Как бы кто-то из нас не изощрялся – каждое чередное зрелое утро дня твоего рождения все равно напомнит о наползающем холодке другой части жизни. А однажды уставшее недоумением сознания, сердце не захочет встряхнуть блекнущее тело в пируэтах бессмысленных физических нагрузок. Маскирующий, подобно осенней бессмыслице туман мышления призван не скрывать утраченные возможности – он обязан завуалировать тот неизбежный переходный рубеж, тогда-то и рождаются новые горизонты былых событий. Не беда, если вы на какое-то время приуныли – за зимой придет все та же весна. И дай вам Бог найти в ее фазах свое обновленное начало.

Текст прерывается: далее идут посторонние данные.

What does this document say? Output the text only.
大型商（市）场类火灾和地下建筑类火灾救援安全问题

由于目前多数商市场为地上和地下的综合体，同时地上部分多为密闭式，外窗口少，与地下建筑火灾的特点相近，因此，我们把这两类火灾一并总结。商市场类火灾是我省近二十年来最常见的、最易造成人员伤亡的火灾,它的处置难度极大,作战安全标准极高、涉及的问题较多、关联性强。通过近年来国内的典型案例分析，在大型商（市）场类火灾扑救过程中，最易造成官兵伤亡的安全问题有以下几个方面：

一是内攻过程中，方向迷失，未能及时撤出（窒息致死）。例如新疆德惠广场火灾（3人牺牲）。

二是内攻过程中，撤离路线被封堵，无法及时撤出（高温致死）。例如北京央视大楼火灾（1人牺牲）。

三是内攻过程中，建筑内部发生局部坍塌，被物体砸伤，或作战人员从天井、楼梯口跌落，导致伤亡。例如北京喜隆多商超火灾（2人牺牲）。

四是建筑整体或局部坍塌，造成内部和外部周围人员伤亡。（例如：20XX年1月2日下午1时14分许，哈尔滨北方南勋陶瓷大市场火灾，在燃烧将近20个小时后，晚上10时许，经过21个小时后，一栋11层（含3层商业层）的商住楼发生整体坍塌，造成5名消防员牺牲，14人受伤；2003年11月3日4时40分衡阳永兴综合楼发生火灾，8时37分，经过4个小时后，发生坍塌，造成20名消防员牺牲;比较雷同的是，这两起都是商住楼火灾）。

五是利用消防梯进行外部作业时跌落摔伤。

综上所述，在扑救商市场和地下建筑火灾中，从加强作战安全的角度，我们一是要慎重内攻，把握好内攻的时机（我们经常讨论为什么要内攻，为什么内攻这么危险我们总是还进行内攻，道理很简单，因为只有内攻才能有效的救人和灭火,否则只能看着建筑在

Обращаюсь за советом к мудрым:

«…Великая наука жить счастливо состоит в том, чтобы жить только в настоящем». Совет Пифагора равноценен его же непреложной математической истине: «Квадрат гипотенузы равен сумме квадратов катетов».

Жить прошлым – самоубийство?! У прошлого назначение морского якоря – остановить движение, наша действующая задача – оставаться на плаву.

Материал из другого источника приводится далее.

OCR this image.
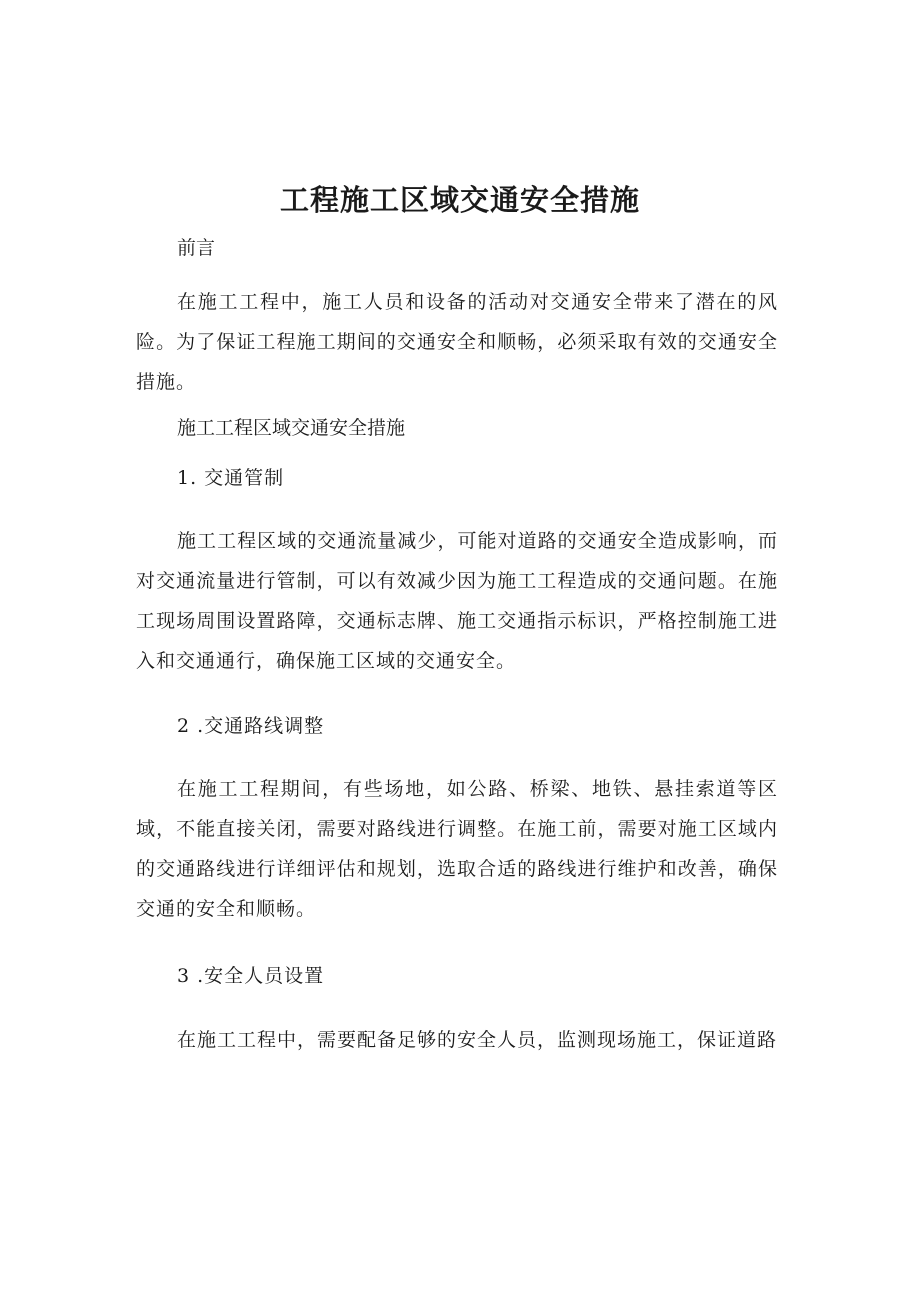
工程施工区域交通安全措施

前言

在施工工程中，施工人员和设备的活动对交通安全带来了潜在的风险。为了保证工程施工期间的交通安全和顺畅，必须采取有效的交通安全措施。

施工工程区域交通安全措施

1. 交通管制

施工工程区域的交通流量减少，可能对道路的交通安全造成影响，而对交通流量进行管制，可以有效减少因为施工工程造成的交通问题。在施工现场周围设置路障，交通标志牌、施工交通指示标识，严格控制施工进入和交通通行，确保施工区域的交通安全。

2 .交通路线调整

在施工工程期间，有些场地，如公路、桥梁、地铁、悬挂索道等区域，不能直接关闭，需要对路线进行调整。在施工前，需要对施工区域内的交通路线进行详细评估和规划，选取合适的路线进行维护和改善，确保交通的安全和顺畅。

3 .安全人员设置

在施工工程中，需要配备足够的安全人员，监测现场施工，保证道路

Кто бы знал о прегрешениях предшественников – горячих молодых умов, их сиюминутных услаждений и поспешных революций сознаний, если бы не навязчивый невроз достигших высот мироздания вчерашнего поколения. Для них прошлое – кливер, треугольник, сохраняющий энергию движения.

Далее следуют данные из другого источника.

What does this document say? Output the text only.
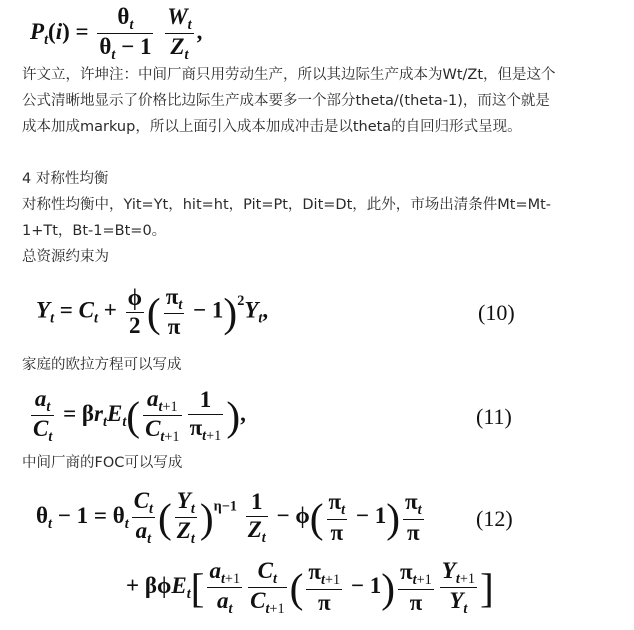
$P_t(i) = \frac{\theta_t}{\theta_t - 1}$
$\frac{W_t}{Z_t}$ ,

许文立，许坤注：中间厂商只用劳动生产，所以其边际生产成本为Wt/Zt，但是这个
公式清晰地显示了价格比边际生产成本要多一个部分theta/(theta-1)，而这个就是
成本加成markup，所以上面引入成本加成冲击是以theta的自回归形式呈现。

4 对称性均衡
对称性均衡中，Yit=Yt，hit=ht，Pit=Pt，Dit=Dt，此外，市场出清条件Mt=Mt-
1+Tt，Bt-1=Bt=0。
总资源约束为

$Y_t = C_t + \frac{\phi}{2}$ ( $\frac{\pi_t}{\pi} - 1)^2Y_t$,	(10)

家庭的欧拉方程可以写成

$\frac{a_t}{C_t} = \beta r_tE_t( \frac{a_{t+1}}{C_{t+1}} \frac{1}{\pi_{t+1}}$ ),	(11)

中间厂商的FOC可以写成

$\theta_t - 1 = \theta_t \frac{C_t}{a_t}$ ( $\frac{Y_t}{Z_t} )^{\eta-1} \frac{1}{Z_t} - \phi( \frac{\pi_t}{\pi} - 1) \frac{\pi_t}{\pi} (12)$
+ $\beta\phi E_t[ \frac{a_{t+1}}{a_t} \frac{C_t}{C_{t+1}}$ ( $\frac{\pi_{t+1}}{\pi} - 1) \frac{\pi_{t+1}}{\pi} \frac{Y_{t+1}}{Y_t}$ ]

Собираются распыленные частицы далекой дружбы. Останавливаются увлеченные бесконечной гонкой жизни, стекаются в русло общения все те же, но поседевшие пацаны. Много желанных встреч – некоторые озадачивают. И все-таки нет в целом цельного: затерялся не по воле или захотел затеряться осознанно мой кумир Леха – никто этого не знает. Леха – мот и разгильдяй, единственный из всех, умеющий сказать в трудное для тебя время одну единственную, но спасительную фразу. Все чаще наше заблудившееся время подминает под свой каток прошлое. Леха растворился в небытии. Попал он под его каток невзначай, как попали все самые безобидные и неустроенные, или умышленно бросился под него в массе других, попранных и оболганных безвременьем – осталась память, лишь она одна в состоянии сохранить равновесие двух великих стихий.

Часть 1

Тропический зной, присоленный океанской составляющей, повис непроглядной взвесью мощных испарений, скрывая до последнего детали извивающегося в воздухе пейзажа.

Завалившийся вперед форштевень «железяки» неуклюже кромсал зеркало океанской глади, с каждым футом приближая к новой истине.

Африканская экзотика предместья поселения Фош-ду-Кунене замаячила в размытом мощными испарениями изображении – с приближением открылась четкой картинкой. Так на холодной Родине в критическую пору межсезонья внезапно открывается затуманенный пейзаж. Враждующие воздушные потоки создают иллюзию волшебства. Здесь, при полном безветрии, не иначе как возможностями волшебства кто-то неосязаемый сорвал с огромного пространства обзора непроглядную защитную пленку.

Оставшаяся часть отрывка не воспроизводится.